FlexSched: Efficient scheduling techniques for concurrent kernel execution on GPUs

Abstract

Nowadays, GPU clusters are available in almost every data processing center. Their GPUs are typically shared by different applications that might have different processing needs and/or different levels of priority. In this scenario, concurrent kernel execution can leverage the use of devices by co-executing kernels having a different or complementary resource utilization profile. A paramount issue in concurrent kernel execution on GPU is to obtain a suitable distribution of streaming multiproccessor (SM) resources among co-executing kernels to fulfill different scheduling aims. In this work, we present a software scheduler, named FlexSched, that employs a runtime mechanism with low overhead to perform intra-SM cooperative thread arrays (a.k.a. thread block) allocation of co-executing kernels.
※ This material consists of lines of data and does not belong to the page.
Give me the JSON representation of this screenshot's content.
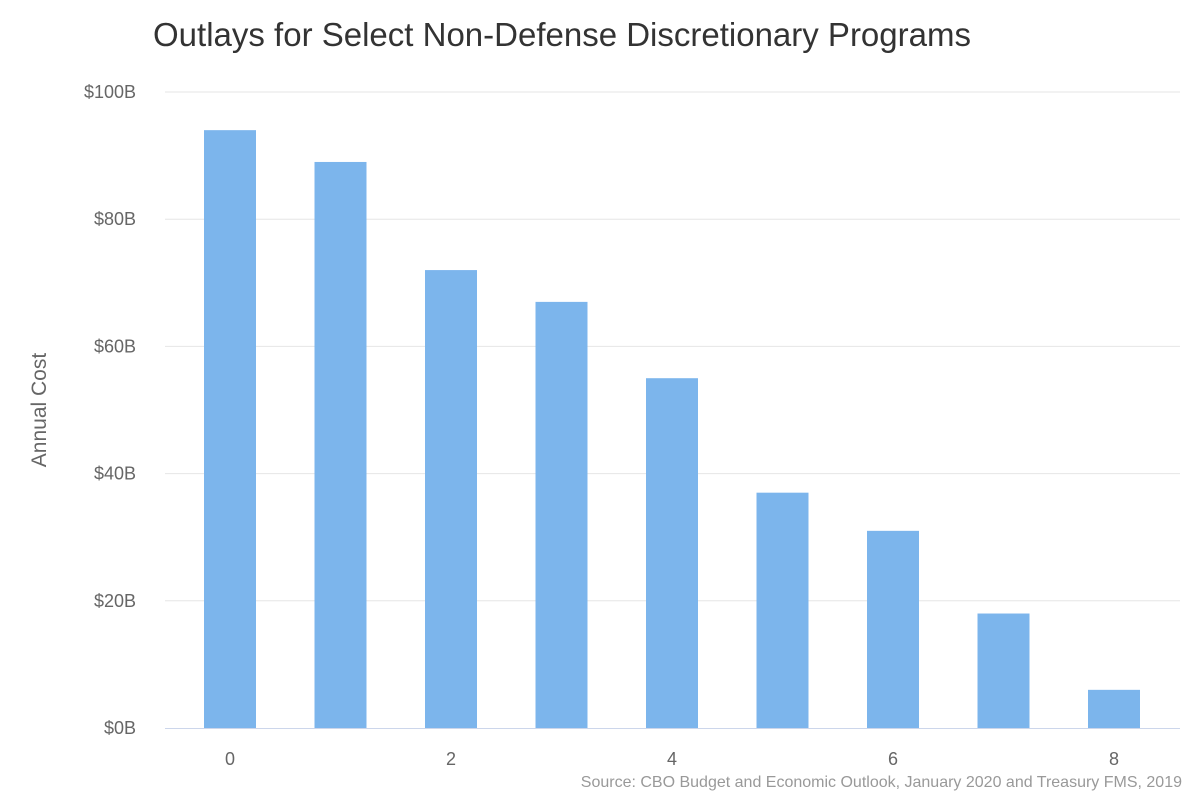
{
  "chart_data": {
    "type": "bar",
    "title": "Outlays for Select Non-Defense Discretionary Programs",
    "xlabel": "",
    "ylabel": "Annual Cost",
    "source": "Source: CBO Budget and Economic Outlook, January 2020 and Treasury FMS, 2019",
    "categories": [
      0,
      1,
      2,
      3,
      4,
      5,
      6,
      7,
      8
    ],
    "x_tick_labels": [
      "0",
      "2",
      "4",
      "6",
      "8"
    ],
    "x_tick_values": [
      0,
      2,
      4,
      6,
      8
    ],
    "values": [
      94,
      89,
      72,
      67,
      55,
      37,
      31,
      18,
      6
    ],
    "ylim": [
      0,
      100
    ],
    "y_ticks": [
      0,
      20,
      40,
      60,
      80,
      100
    ],
    "y_tick_labels": [
      "$0B",
      "$20B",
      "$40B",
      "$60B",
      "$80B",
      "$100B"
    ],
    "grid": true,
    "legend": "none",
    "colors": {
      "bar": "#7cb5ec",
      "grid": "#e6e6e6",
      "axis": "#ccd6eb"
    }
  }
}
It also implements a productive online profiling mechanism that allows dynamically changing kernels resource assignation attending to the instant performance achieved for co-running kernels. An important characteristic of our approach is that off-line kernel analysis to establish the best resource assignment of co-located kernels is not required. Thus, it can run in any system where new applications must be immediately scheduled. Using a set of nine applications (13 kernels), we show our approach improves the co-execution performance of recent slicing methods. Moreover, our approach obtains a co-execution speedup of 1.40× while slicing method just achieves 1.29× . In addition, we test FlexSched in a real scheduling scenario where new applications are launched as soon as GPU resources become available. In this scenario, FlexSched reduces the average overall execution time by a factor of 1.25× with respect to the time obtained when proprietary hardware (HyperQ) is employed. Finally, FlexSched is also used to implement scheduling policies that guarantee maximum turnaround time for latency sensitive applications while achieving high resource use through kernel co-execution.